Oxford delays electric pedicabs licensing decision

PD-web-oxford-pedicab 200Oxford city council has delayed until the New Year a decision on whether or not to allow electric pedicabs to operate in the city.

Operator Veloform UK has been bidding to get its CityCruiser electric trikes licensed as tourist transportation in the city, but the city council’s general purposes licencing committee decided they could not be classed as a private hire or hackney carriage vehicle under current rules.

The council currently has a limit on the number of hackney carriages it can have, and all 107 licences are taken. Pedicabs do not qualify as private hire vehicles as they only have three wheels.
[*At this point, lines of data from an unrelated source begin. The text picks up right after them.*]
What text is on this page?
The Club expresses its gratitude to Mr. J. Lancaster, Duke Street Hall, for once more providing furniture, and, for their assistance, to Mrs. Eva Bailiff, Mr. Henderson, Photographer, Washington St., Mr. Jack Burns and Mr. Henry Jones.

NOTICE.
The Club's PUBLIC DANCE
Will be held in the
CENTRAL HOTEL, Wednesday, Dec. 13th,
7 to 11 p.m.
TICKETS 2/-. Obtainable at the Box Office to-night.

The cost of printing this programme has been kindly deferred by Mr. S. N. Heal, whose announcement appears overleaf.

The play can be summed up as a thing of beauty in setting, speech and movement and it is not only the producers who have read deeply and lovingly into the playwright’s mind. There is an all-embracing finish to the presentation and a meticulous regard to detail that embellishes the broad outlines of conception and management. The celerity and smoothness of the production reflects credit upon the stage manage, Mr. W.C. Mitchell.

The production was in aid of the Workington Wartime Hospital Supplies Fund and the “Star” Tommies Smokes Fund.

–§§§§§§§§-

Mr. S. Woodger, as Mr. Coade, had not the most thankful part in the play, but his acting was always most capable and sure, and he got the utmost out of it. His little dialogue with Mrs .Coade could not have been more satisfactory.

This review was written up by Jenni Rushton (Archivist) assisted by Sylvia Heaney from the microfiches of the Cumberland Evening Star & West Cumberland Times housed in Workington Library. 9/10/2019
Councillors decided to delay a decision pending the outcome of the Law Commission’s judicial review of the industry, which might allow “novelty vehicles” such as the electric pedicabs to have their own class of license.

Committee chairman Colin Cook said: “I’m not particularly keen to see officers expending a fair amount of effort going down a route which may not even come to pass.”

The CityCruiser tricycles, which have a maximum speed of 25km per hour, and can work for up to eight hours a day after charging overnight.

Veloform UK managing director Andrew Hutchinson said: “At the moment all we are looking at in Oxford is the tourist market. We know they can work in cities which get a lot of visitors and tourists, for people who don’t want to do a walking tour, but don’t want one of the open-top buses.”

The CityCruisers are already operating in more than 150 cities in 50 different countries, but Oxford could be the first British city to get them. He said: “London has these 900 abysmal rickshaws, which can operate as a bicycle and can therefore do anything they like. The pedicabs weigh considerably more than a bicycle, and they are fully-licensed and have to be driven by someone over the age of 17.”